Dans cette saisine de la commission des sondages, que nous avons pu consulter, l'équipe de Cédric Villani "s'interroge" sur "la qualité et la représentativité" de l'échantillon retenu, soit 2.942 personnes, et sur le "mode de recueil utilisé et sa fiabilité". Selon la méthodologie du sondage incriminé, déjà publiée par la commission des sondages, le questionnaire a été administré selon le système Cawi (Computer Assisted Web Interview) du 4 au 12 novembre 2019 auprès d'un "échantillon représentatif" de 3.152 personnes, dont 2.942 ont répondu aux questions. 

Les soutiens de Cédric Villani "s'étonnent" en outre du "taux de réponse si élevé dans le temps imparti" et "alerte" sur "la qualité du redressement des intentions de vote [...] qui semblent minorer les candidats Hidalgo et Villani en majorant dans le même temps le candidat Griveaux". Enfin, elle exprime ses "plus vives interrogations quant à l'observation d'une intention de vote de premier tour qui reste une hypothèse fallacieuse [...], en l'espèce le soutien du Modem à la candidature de M. Griveaux". Tout cela, explique-t-elle, "entraîne un biais dans la lecture de l'analyse médiatique". 

"C'est représentatif"

Sollicité par LCI, le directeur général adjoint d'OpinionWay défend au contraire la méthodologie retenue.

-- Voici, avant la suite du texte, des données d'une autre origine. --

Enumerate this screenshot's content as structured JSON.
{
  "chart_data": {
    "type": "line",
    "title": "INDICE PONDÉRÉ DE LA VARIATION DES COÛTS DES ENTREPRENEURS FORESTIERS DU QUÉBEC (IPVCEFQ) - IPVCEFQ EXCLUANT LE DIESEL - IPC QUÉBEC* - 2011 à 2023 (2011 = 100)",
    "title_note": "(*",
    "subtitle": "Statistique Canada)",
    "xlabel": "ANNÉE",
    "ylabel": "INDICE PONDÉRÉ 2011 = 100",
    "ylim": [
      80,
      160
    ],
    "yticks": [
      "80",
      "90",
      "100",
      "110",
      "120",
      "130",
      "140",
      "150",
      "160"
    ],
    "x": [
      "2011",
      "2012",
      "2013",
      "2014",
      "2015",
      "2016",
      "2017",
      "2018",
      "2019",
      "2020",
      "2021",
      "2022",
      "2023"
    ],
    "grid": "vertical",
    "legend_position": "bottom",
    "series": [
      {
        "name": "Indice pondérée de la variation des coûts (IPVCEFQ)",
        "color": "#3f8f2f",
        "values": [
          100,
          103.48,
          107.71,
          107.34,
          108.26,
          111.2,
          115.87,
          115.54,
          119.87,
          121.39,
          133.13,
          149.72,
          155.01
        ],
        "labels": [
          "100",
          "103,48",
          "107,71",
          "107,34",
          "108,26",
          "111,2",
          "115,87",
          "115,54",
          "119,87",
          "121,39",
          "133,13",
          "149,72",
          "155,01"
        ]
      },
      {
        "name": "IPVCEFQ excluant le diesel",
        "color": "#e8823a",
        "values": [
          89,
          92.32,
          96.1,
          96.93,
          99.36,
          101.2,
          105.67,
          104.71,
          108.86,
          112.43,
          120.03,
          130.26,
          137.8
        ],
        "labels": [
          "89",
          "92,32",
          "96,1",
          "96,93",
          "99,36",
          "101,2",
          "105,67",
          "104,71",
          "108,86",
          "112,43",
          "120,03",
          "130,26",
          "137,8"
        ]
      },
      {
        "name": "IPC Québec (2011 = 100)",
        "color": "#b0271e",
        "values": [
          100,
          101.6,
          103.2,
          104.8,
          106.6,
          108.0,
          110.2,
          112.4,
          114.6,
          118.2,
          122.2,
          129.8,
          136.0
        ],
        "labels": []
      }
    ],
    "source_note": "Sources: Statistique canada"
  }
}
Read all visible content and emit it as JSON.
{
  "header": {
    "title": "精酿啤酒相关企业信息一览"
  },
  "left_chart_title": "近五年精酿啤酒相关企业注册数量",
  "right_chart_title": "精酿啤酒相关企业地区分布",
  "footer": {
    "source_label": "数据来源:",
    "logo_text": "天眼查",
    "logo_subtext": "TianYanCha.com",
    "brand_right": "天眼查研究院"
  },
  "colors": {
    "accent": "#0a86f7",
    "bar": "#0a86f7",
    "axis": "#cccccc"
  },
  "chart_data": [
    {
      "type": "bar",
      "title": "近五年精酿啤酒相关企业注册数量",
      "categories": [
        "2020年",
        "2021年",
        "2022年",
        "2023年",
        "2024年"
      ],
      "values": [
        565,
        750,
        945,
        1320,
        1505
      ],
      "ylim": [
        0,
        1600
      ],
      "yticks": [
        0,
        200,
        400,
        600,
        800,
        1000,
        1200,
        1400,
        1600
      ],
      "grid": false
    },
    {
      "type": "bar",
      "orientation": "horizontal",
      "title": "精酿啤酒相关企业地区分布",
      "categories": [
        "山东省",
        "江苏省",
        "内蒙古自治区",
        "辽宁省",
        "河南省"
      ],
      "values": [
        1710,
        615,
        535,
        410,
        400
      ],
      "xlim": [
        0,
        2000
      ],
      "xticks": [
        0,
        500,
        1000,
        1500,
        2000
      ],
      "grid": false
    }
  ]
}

Selon Bruno Jeanbart, l'échantillon de 2.942 personnes est "très important" et "représentatif", les instituts considérant que pour 3.000 personnes interrogées, la moitié iront vraiment voter lors du scrutin. Quant à la durée de l'enquête, soit huit jours, elle est supérieure à de nombreuses enquêtes d'intentions de vote réalisées lors des élections, qui se font souvent sur deux jours. 

"Ils s'interrogent aussi sur la pondération, mais tous les instituts font de la pondération en fonction des votes passés", ajoute Bruno Jeanbart. "Cela nous a par exemple permis, lors des élections européennes, d'être les premiers à dire que le RN serait en tête du scrutin", fait-il valoir. Enfin, l'hypothèse du soutien du Modem à Benjamin Griveaux tiendrait au fait que, en l'absence de prise de position spécifique du mouvement de François Bayrou sur les municipales à Paris, l'institut part du principe que le Modem et LaREM sont alliés, et que Benjamin Griveaux est le candidat officiel de LaREM. "On a l'habitude des sondages qui ne plaisent pas", conclut Bruno Jeanbart. "Cela relève plus de la communication que d'autre chose."

Une chose est sûre : ce nouveau sondage ne risque pas d'apaiser les tensions entre les deux rivaux macronistes déclarés à la mairie de Paris.